While there is no requirement on doing, we strongly recommend to make use of the facilities offered in arbor/communication/remote.hpp, as does Arbor internally. It should also be possible to interact with this protocol via C or other languages, if needed, as the infrastructure relies on byte-buffers and numeric tags; the use of C++ types and variants on top is just an attempt to make the interaction a bit safer and nicer. Refer to the remote.cpp example on how they are used and the inline comments in remote.hpp.

Terms and Definitions#


Connections implement chemical synapses between source and target cells and are characterized by having a transmission delay.

Connections in Arbor are defined in two steps:

  1. Create labeled source and target on two separate cells as part of their cell descriptions in the recipe. Sources typically generate spikes. Targets are typically synapses with associated biophysical model descriptions. Each labeled group of sources or targets may contain multiple items on possibly multiple locations on the cell.

  2. Declare the connection in the recipe on the target cell: from a source identified using a global_label; a target identified using a local_label (gid of target is the argument of the recipe method); a connection delay and a connection weight.

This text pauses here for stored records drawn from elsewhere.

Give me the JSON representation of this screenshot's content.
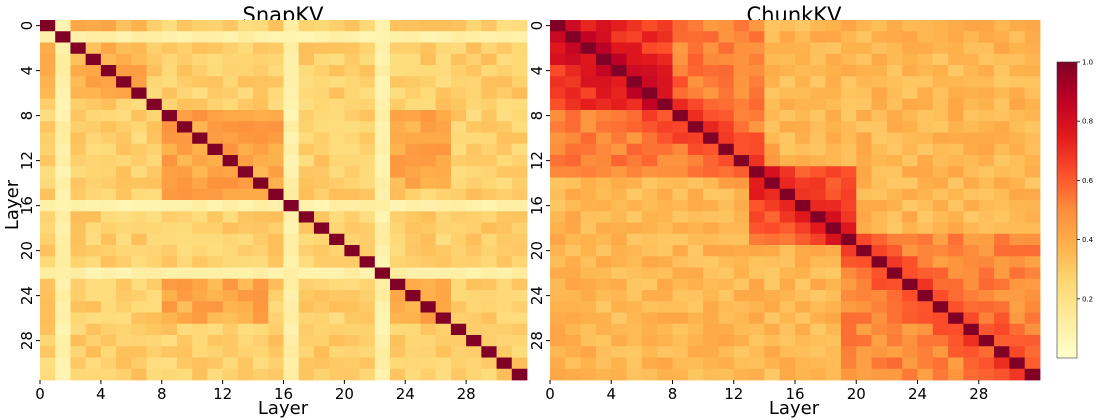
{
  "chart_data": [
    {
      "type": "heatmap",
      "title": "SnapKV",
      "xlabel": "Layer",
      "ylabel": "Layer",
      "size": 32,
      "ticks": [
        0,
        4,
        8,
        12,
        16,
        20,
        24,
        28
      ],
      "tick_labels": [
        "0",
        "4",
        "8",
        "12",
        "16",
        "20",
        "24",
        "28"
      ],
      "diagonal": 1.0,
      "base_value": 0.28,
      "base_value_note": "approximate typical off-diagonal similarity",
      "bright_rows_cols": [
        1,
        16,
        22
      ],
      "bright_value": 0.1,
      "hot_blocks": [
        {
          "rows": [
            0,
            6
          ],
          "cols": [
            0,
            6
          ],
          "value": 0.38
        },
        {
          "rows": [
            8,
            15
          ],
          "cols": [
            8,
            15
          ],
          "value": 0.42
        },
        {
          "rows": [
            23,
            26
          ],
          "cols": [
            8,
            14
          ],
          "value": 0.4
        },
        {
          "rows": [
            23,
            26
          ],
          "cols": [
            23,
            26
          ],
          "value": 0.42
        }
      ]
    },
    {
      "type": "heatmap",
      "title": "ChunkKV",
      "xlabel": "Layer",
      "ylabel": "",
      "size": 32,
      "ticks": [
        0,
        4,
        8,
        12,
        16,
        20,
        24,
        28
      ],
      "tick_labels": [
        "0",
        "4",
        "8",
        "12",
        "16",
        "20",
        "24",
        "28"
      ],
      "diagonal": 1.0,
      "base_value": 0.36,
      "base_value_note": "approximate typical off-diagonal similarity",
      "hot_blocks": [
        {
          "rows": [
            0,
            7
          ],
          "cols": [
            0,
            7
          ],
          "value": 0.68
        },
        {
          "rows": [
            7,
            13
          ],
          "cols": [
            0,
            13
          ],
          "value": 0.52
        },
        {
          "rows": [
            13,
            19
          ],
          "cols": [
            13,
            19
          ],
          "value": 0.6
        },
        {
          "rows": [
            19,
            31
          ],
          "cols": [
            19,
            31
          ],
          "value": 0.5
        }
      ],
      "near_diagonal_boost": 0.18
    }
  ],
  "colorbar": {
    "min": 0.0,
    "max": 1.0,
    "ticks": [
      0.2,
      0.4,
      0.6,
      0.8,
      1.0
    ],
    "tick_labels": [
      "0.2",
      "0.4",
      "0.6",
      "0.8",
      "1.0"
    ],
    "colors": [
      "#ffffcc",
      "#ffeda0",
      "#fed976",
      "#feb24c",
      "#fd8d3c",
      "#fc4e2a",
      "#e31a1c",
      "#bd0026",
      "#800026"
    ]
  }
}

    def connections_on(self, gid):
        if gid + 1 < self.num_cells():
            return [arbor.connection((gid + 1, "spike-source"), "synapse", weight, delay)]
            return []
action potential#

Spikes travel over connections. In a synapse, they generate an event.

threshold detector#

Placed on a cell. Possible source of a connection. Detects crossing of a fixed threshold and generates corresponding events. Also used to record spikes for analysis. See here for more information.

spike source cell#

Artificial cell to generate spikes on a given schedule, see spike cell.


By default, spikes are used for communication, but not stored for analysis, however, simulation objects can be instructed to record spikes.

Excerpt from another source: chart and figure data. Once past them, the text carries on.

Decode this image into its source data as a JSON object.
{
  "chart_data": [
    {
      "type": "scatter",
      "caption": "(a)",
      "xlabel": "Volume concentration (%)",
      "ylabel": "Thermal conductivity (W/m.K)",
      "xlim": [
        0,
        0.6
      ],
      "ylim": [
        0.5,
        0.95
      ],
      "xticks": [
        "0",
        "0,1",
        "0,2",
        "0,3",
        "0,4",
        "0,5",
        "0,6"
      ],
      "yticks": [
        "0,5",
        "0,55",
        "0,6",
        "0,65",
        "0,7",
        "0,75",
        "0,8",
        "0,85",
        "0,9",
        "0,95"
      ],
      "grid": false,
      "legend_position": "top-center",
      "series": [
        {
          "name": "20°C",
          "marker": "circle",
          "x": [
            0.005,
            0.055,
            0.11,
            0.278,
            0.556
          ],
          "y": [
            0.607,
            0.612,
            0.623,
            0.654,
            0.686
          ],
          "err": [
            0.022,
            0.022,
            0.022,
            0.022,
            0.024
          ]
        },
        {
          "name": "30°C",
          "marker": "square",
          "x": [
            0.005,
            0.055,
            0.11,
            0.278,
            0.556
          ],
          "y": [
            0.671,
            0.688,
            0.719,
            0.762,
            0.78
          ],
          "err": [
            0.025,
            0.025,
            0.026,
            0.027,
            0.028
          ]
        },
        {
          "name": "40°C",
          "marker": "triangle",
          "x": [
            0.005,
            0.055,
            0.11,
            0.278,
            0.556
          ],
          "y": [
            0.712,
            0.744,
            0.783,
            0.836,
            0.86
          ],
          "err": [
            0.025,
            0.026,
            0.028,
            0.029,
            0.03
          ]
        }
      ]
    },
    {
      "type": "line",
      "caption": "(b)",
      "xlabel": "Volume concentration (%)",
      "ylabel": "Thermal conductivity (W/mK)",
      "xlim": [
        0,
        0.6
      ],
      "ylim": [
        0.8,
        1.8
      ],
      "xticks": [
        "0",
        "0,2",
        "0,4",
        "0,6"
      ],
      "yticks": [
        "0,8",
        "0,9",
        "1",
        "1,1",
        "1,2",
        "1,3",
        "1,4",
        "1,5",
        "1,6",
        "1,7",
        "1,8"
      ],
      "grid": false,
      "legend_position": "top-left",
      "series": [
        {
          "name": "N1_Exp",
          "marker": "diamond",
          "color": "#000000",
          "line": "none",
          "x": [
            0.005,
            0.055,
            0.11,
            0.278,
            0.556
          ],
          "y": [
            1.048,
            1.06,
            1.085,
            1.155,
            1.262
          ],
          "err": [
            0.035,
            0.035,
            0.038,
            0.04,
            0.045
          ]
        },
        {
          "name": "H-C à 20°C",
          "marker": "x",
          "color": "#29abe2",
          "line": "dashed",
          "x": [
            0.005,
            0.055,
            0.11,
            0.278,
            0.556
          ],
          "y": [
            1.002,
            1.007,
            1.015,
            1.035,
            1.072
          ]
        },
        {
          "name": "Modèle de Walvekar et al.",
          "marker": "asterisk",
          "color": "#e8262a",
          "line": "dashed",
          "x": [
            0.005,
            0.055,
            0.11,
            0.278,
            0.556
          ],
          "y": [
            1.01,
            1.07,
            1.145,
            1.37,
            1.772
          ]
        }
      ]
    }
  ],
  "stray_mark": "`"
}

In a synapse spikes generate events, which constitute stimulation of the synapse mechanism and the transmission of a signal. A synapse may receive events directly from an event generator.

event generator#

Externally stimulate a synapse. Events can be delivered on a schedule. See arbor.event_generator for details.

gap junction connection#

Gap junctions represent electrical synapses where transmission between cells is bidirectional and direct. They are modelled as a conductance between two gap junction sites on two cells.

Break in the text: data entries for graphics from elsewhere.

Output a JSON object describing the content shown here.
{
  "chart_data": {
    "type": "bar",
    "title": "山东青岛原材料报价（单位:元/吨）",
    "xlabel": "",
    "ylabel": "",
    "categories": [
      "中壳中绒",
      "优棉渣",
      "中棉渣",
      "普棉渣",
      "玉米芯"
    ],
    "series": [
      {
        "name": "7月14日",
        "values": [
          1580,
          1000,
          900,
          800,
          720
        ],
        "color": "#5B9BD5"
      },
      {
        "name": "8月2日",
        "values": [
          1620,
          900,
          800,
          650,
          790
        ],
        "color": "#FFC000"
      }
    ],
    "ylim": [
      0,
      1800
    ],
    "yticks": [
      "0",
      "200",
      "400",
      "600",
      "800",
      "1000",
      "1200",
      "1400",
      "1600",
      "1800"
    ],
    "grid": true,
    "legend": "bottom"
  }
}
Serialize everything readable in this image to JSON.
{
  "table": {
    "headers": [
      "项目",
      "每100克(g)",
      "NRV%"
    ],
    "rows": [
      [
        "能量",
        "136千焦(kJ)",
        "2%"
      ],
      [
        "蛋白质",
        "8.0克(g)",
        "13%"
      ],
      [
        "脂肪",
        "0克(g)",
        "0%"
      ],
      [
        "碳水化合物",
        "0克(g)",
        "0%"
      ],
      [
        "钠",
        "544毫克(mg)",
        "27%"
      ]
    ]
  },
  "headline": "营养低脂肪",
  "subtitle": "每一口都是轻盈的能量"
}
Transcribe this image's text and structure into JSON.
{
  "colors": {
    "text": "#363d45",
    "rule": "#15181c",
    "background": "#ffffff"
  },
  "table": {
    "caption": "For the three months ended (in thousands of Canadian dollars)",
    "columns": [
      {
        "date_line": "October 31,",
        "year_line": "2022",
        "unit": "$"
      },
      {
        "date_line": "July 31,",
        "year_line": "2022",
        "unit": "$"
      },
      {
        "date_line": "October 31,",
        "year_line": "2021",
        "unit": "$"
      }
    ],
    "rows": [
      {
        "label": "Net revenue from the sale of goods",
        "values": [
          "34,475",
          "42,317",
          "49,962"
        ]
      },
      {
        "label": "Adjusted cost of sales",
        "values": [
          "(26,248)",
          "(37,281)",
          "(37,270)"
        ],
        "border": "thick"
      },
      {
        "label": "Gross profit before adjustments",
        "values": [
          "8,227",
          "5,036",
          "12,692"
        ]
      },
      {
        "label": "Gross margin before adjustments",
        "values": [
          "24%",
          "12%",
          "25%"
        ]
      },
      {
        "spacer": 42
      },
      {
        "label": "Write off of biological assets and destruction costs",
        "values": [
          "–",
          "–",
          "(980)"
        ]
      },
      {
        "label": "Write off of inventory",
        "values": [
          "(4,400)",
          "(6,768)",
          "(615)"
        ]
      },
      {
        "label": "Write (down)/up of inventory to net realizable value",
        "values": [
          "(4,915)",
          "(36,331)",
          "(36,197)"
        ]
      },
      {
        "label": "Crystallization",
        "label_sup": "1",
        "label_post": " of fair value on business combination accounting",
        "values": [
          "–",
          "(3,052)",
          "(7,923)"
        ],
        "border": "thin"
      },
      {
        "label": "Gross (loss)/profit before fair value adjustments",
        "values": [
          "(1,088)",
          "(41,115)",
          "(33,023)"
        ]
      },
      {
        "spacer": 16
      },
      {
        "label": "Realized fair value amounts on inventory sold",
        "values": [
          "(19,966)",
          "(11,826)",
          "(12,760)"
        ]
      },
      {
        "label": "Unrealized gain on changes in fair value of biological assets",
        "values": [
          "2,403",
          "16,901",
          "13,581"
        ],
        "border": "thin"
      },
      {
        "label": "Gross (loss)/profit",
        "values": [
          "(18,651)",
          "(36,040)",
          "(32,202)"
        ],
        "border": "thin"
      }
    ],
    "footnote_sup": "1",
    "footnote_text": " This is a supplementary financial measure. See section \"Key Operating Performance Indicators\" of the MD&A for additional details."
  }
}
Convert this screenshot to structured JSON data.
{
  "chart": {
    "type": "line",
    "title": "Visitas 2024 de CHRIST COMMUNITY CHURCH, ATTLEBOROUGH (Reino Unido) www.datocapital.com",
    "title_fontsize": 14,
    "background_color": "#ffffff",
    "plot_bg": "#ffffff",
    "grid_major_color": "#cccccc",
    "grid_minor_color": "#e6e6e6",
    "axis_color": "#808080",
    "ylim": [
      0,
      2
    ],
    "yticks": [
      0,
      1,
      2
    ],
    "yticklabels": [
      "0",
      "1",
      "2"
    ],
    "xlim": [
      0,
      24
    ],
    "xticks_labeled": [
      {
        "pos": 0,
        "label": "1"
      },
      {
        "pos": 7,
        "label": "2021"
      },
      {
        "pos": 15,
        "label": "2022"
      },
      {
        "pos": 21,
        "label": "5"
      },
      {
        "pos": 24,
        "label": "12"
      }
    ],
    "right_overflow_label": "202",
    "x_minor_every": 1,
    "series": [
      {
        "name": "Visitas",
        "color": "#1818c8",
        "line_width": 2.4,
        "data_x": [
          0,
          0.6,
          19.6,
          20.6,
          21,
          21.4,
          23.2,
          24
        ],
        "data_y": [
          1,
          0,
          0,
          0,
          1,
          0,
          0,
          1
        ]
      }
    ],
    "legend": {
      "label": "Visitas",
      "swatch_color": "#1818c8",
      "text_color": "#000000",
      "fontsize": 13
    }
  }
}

Similarly to Connections, Gap Junctions in Arbor are defined in two steps:

  1. Create labeled gap junction sites on two separate cells as part of their cell descriptions in the recipe. Each labeled group of gap junctions may contain multiple items on possibly multiple locations on the cell.

  2. Declare the Gap Junction connections in the recipe on the local cell: from a peer gap junction site identified using a global_label; to a local gap junction site identified using a local_label (gid of the site is implicitly known); and a unit-less connection weight. Two of these connections are needed, on each of the peer and local cells. The callback gap_junctions_on returns a list of these items, eg

    def gap_junctions_on(self, gid):
        n = self.num_cells
        if gid + 1 < n and gid > 0:
            return [arbor.gap_junction_connection((gid + 1, "gj"), "gj", weight),
                    arbor.gap_junction_connection((gid - 1, "gj"), "gj", weight),]
        elif gid + 1 < n:
            return [arbor.gap_junction_connection((gid + 1, "gj"), "gj", weight),]
        if gid > 0:
            return [arbor.gap_junction_connection((gid - 1, "gj"), "gj", weight),]
            return []

    Note that gap junction connections are symmetrical and thus the above example generates two connections, one incoming and one outgoing.